Metabolic reprogramming enables cancer cells to adapt to hostile microenvironments and resist therapy, while simultaneously revealing metabolic vulnerabilities that offer new opportunities for targeted treatment. This review is the first to propose a unified ‘Mechanism–Strategy–Translation’ framework, focusing on two core mechanisms underlying metabolic vulnerability: metabolic inflexibility and synthetic lethality. This dual-axis model not only elucidates how metabolic reprogramming drives tumor progression but also highlights the "Achilles' heel" of malignant tumors.

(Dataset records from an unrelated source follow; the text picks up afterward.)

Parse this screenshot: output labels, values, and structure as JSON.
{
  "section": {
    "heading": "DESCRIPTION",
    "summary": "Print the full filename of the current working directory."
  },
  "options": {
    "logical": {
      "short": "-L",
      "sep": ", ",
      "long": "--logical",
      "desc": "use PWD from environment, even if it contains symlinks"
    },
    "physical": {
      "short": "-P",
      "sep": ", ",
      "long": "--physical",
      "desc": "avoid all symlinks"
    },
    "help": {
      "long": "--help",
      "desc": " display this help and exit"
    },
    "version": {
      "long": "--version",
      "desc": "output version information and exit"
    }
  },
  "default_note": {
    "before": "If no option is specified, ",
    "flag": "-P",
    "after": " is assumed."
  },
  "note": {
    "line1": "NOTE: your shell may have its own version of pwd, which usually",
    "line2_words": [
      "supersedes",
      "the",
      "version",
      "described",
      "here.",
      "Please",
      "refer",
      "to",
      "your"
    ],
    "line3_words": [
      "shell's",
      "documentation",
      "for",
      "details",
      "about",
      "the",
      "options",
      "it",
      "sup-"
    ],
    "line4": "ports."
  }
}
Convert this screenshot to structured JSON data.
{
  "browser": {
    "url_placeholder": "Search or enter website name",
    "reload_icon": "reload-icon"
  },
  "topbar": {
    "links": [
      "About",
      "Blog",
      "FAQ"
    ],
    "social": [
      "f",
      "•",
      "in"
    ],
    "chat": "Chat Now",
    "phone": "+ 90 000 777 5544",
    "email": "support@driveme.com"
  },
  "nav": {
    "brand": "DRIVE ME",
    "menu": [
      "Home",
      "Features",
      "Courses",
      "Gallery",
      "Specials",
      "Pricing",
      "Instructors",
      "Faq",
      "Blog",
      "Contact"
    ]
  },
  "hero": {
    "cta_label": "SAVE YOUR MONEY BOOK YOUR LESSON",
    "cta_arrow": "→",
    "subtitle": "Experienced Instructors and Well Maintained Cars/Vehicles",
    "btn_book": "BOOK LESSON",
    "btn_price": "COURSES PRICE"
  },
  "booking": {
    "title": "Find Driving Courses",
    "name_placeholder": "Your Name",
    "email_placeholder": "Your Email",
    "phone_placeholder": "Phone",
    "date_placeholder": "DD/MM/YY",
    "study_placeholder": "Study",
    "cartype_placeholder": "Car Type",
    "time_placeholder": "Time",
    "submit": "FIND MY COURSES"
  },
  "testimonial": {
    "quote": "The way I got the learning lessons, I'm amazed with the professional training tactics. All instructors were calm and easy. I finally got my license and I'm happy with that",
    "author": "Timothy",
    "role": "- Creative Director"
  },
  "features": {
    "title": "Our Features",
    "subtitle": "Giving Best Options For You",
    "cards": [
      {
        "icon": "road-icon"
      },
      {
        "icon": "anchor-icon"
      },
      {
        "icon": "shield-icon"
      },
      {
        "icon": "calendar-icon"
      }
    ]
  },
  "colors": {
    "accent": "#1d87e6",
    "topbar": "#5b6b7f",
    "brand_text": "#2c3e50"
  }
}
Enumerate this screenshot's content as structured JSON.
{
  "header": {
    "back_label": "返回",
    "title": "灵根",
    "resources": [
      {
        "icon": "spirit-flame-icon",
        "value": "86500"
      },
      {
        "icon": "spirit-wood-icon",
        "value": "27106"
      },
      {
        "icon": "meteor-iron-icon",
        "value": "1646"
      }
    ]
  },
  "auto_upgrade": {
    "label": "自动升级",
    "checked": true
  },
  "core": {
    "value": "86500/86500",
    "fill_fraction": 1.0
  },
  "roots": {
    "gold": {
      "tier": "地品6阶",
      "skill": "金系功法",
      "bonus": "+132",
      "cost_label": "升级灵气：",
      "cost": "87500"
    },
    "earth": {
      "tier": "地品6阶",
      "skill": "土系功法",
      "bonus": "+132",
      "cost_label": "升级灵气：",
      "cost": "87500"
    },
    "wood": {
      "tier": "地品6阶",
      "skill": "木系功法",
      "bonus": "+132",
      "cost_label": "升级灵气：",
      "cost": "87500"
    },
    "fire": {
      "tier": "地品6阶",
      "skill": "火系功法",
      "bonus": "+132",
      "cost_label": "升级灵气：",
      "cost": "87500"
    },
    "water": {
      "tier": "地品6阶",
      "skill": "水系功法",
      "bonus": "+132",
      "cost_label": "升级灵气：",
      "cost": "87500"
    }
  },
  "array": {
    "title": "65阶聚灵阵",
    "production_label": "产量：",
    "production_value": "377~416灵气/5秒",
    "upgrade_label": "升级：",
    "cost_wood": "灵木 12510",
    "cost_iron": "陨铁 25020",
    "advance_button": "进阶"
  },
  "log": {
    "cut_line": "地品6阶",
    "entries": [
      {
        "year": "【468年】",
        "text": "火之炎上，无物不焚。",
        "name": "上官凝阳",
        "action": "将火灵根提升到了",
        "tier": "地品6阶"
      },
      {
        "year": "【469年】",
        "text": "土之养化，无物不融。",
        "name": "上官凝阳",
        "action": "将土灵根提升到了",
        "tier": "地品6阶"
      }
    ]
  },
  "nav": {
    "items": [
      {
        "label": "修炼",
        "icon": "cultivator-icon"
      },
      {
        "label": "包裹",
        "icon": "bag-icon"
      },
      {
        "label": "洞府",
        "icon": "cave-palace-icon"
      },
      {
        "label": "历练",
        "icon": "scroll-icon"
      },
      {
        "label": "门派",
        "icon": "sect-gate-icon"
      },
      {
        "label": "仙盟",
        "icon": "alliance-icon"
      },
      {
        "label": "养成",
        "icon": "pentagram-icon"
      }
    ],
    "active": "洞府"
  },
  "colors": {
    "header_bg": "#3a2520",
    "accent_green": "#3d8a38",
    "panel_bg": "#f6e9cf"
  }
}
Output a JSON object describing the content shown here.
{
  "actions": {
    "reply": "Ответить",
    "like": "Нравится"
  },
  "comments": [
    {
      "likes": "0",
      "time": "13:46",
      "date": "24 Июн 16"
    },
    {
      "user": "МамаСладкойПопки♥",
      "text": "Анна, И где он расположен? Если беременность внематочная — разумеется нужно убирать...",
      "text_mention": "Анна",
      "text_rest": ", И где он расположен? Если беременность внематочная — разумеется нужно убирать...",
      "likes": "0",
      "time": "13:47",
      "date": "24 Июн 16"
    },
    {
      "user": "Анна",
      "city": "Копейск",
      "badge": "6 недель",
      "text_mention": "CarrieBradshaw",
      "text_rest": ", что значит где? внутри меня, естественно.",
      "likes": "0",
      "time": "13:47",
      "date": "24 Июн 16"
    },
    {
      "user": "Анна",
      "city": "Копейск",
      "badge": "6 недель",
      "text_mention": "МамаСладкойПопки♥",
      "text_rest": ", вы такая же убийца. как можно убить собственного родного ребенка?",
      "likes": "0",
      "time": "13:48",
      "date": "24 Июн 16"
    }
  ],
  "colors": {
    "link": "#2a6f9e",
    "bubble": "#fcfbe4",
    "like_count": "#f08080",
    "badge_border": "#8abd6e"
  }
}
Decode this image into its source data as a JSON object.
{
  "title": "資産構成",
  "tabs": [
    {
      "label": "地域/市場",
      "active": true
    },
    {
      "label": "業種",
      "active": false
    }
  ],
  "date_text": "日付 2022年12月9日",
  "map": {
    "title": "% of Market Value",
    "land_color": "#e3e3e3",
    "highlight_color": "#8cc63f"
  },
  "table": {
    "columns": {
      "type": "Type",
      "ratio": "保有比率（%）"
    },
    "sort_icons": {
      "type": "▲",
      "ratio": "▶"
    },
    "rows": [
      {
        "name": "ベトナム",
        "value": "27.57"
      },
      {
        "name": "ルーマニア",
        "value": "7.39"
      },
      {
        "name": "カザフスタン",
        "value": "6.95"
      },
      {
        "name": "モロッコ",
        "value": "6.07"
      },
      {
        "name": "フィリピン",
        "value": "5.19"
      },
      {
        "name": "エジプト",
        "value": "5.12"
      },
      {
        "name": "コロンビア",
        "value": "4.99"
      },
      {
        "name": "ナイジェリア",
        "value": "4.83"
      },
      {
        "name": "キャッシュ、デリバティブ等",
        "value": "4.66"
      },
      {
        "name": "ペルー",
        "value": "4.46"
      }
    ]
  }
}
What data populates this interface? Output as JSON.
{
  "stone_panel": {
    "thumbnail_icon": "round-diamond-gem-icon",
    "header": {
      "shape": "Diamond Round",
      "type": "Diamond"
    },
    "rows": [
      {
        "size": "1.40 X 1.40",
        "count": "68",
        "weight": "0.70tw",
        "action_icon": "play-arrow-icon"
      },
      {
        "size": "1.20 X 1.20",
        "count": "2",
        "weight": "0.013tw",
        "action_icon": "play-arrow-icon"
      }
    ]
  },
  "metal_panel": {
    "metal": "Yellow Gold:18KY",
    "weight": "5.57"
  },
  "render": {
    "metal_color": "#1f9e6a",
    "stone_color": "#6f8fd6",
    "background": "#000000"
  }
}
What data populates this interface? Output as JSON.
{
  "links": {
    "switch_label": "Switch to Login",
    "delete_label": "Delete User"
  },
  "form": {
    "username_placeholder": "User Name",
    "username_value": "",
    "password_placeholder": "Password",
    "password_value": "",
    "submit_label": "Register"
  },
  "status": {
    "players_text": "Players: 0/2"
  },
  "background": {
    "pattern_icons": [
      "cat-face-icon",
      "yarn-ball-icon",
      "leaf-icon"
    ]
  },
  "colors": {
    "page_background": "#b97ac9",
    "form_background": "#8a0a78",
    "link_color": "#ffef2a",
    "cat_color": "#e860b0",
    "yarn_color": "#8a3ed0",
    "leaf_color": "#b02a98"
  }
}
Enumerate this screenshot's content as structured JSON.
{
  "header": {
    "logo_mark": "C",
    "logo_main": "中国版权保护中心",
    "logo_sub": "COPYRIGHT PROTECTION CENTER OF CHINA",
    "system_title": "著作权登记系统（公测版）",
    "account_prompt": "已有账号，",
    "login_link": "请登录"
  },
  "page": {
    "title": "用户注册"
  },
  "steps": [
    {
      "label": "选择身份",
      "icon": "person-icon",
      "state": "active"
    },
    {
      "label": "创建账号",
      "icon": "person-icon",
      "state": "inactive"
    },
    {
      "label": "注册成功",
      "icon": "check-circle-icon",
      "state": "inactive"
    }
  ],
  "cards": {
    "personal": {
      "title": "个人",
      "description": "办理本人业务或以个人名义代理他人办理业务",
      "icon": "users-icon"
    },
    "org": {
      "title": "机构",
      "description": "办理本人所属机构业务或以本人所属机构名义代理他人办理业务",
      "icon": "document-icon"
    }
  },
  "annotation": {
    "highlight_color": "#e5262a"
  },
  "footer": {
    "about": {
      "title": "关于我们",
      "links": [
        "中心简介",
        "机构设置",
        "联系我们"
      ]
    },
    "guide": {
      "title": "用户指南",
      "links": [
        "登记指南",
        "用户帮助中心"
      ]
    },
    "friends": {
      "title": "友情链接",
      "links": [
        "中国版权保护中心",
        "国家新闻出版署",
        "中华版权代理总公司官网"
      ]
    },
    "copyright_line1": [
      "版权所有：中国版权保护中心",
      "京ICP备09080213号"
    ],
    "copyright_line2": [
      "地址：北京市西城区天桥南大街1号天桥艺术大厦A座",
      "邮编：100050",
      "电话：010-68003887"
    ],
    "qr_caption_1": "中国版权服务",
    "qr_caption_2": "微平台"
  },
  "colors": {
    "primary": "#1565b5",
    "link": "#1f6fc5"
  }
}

The article provides an in-depth discussion of key metabolic pathways on which tumors depend (such as glucose metabolism), epigenetic regulation (e.g., lactylation), and multi-layered stress defense mechanisms—including autophagy, redox homeostasis, anti-ferroptosis, and cuproptosis—while dissecting their inherent vulnerabilities. Furthermore, it emphasizes the tripartite crosstalk among neural, immune, and metabolic components within the TME, systematically explaining how neural signals, immunometabolic reprogramming, and key metabolites collectively regulate tumorigenesis, along with a commentary on the role of microbiota in the TME. Based on these mechanisms, we summarize several emerging targets with clinical translational potential, providing clear directions for future research. Strategies such as combination therapies and dietary interventions are also considered highly promising. Despite ongoing challenges such as metabolic heterogeneity, the deepening integration of multidisciplinary approaches and advances in AI-driven multi-omics analyses are paving the way for transformative prospects in cancer therapy.